Sie sehen allerdings ganz anders aus als Menschen, da sie Schuppen, Hörner, Flügel, Schwänze und so weiter haben“, erklärte Xukong.
Lin Mu erinnerte sich plötzlich an die riesige rote Fläche, in der er sich zuvor befunden hatte. Das blutige Land, das sich über unermessliche Entfernungen erstreckte, und der rote Himmel, der einem Angst vor ihrer Existenz einflößte. Er erinnerte sich an die verschiedenen Wesen, die er dort gesehen hatte. Genau dieselben Wesen, die ihm das Sutra des brennenden Herzens beigebracht hatten.
Während er sich daran erinnerte, versank Lin Mu unbewusst in Träumereien. Die Wesen begannen in seinen Erinnerungen das Sutra des brennenden Herzens zu singen, und auch er stimmte mit ein.
Der geheimnisvolle Ring an Lin Mus Hand begann wieder zu summen, und der ätherische Altar in seinem Inneren wurde wieder aktiv. Die Aura des dämonischen Pfades erschien erneut im Ring und strahlte auch aus Lin Mus Körper aus.
*****
Weit entfernt im nördlichen Wald, jenseits der gefrorenen Berge, gab es einen Schrein.

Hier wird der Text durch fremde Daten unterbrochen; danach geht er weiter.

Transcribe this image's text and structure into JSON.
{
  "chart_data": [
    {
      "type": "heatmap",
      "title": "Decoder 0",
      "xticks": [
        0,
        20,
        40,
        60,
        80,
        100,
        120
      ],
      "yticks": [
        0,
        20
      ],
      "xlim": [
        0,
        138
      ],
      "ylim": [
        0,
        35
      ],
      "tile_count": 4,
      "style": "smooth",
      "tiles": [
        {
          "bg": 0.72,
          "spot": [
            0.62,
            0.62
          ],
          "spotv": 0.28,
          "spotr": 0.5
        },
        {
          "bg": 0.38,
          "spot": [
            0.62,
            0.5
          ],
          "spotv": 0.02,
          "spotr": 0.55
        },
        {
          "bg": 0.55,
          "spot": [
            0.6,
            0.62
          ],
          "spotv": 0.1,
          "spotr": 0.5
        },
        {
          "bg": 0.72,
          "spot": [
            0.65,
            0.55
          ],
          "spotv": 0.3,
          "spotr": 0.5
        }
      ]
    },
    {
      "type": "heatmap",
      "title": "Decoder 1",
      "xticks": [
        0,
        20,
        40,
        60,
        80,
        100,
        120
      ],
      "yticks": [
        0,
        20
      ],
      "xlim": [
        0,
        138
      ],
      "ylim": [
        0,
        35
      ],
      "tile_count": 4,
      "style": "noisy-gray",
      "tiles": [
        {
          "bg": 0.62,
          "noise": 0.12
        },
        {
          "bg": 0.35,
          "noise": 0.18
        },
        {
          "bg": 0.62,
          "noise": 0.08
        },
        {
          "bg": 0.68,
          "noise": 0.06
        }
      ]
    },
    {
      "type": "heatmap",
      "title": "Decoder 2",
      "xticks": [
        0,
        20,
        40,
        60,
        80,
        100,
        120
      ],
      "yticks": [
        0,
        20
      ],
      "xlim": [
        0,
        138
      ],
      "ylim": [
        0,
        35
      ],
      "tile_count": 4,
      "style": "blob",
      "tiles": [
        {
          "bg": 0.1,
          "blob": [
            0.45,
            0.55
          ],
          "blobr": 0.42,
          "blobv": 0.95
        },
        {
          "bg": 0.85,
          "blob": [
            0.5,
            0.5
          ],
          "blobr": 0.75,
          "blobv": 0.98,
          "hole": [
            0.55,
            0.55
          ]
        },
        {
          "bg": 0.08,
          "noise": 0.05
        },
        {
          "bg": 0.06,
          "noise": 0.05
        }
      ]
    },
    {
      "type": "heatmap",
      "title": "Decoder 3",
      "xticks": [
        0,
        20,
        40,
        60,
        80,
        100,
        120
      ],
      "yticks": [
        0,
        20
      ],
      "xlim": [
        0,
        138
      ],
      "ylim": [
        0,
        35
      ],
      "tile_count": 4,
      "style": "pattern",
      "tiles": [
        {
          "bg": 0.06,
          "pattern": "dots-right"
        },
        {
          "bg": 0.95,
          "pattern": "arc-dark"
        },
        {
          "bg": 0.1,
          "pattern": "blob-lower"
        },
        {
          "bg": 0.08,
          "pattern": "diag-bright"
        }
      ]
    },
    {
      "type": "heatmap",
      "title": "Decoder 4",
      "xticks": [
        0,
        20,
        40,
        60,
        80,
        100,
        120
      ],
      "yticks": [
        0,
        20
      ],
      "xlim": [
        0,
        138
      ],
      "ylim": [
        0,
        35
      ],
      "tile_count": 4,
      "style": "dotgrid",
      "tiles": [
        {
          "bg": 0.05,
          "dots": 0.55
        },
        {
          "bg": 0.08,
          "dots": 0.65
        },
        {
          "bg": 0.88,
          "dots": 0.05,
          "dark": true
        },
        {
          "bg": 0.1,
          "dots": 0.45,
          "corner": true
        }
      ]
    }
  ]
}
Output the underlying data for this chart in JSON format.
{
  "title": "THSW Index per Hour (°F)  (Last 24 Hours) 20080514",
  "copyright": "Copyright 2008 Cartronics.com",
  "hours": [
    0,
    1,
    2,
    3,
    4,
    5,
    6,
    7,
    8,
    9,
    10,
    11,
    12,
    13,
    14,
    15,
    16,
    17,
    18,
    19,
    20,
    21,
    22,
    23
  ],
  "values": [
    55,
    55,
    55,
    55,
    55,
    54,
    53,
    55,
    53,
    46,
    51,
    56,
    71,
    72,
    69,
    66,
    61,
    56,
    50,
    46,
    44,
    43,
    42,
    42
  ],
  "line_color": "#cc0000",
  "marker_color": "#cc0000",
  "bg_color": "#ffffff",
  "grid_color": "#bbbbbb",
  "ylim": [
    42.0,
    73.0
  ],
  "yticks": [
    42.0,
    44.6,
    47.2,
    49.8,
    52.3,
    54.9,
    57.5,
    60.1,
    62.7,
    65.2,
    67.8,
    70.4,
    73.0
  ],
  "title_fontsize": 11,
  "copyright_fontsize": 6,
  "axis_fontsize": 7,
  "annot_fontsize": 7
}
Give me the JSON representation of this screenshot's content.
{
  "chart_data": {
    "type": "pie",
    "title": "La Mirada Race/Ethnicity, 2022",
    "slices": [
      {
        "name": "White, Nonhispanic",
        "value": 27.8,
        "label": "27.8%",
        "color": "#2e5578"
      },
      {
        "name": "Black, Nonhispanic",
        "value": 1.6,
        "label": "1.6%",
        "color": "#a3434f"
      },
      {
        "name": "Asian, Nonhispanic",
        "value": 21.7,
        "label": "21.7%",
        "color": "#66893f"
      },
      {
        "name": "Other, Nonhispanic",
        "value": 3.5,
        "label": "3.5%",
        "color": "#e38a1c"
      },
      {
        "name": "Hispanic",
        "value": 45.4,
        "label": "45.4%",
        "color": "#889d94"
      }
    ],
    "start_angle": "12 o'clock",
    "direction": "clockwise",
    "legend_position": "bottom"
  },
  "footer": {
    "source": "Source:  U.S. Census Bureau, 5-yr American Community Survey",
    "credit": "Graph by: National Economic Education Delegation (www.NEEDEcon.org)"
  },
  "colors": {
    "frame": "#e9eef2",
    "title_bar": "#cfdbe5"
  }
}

Dieser Schrein lag versteckt zwischen einem Ring aus Bergen und schien verlassen zu sein. An der Spitze des Schreins hing eine Glocke, die aus Bronze zu sein schien, aber stark verrostet war. Man konnte erkennen, dass die Glocke schon seit langer Zeit existierte und die Strapazen der Zeit überstanden hatte.
Plötzlich fing die Glocke an, zu läuten. Der Klang hallte durch die Berge und war weit zu hören.
Tief unter der Oberfläche des Schreins erwachte eine uralte Präsenz.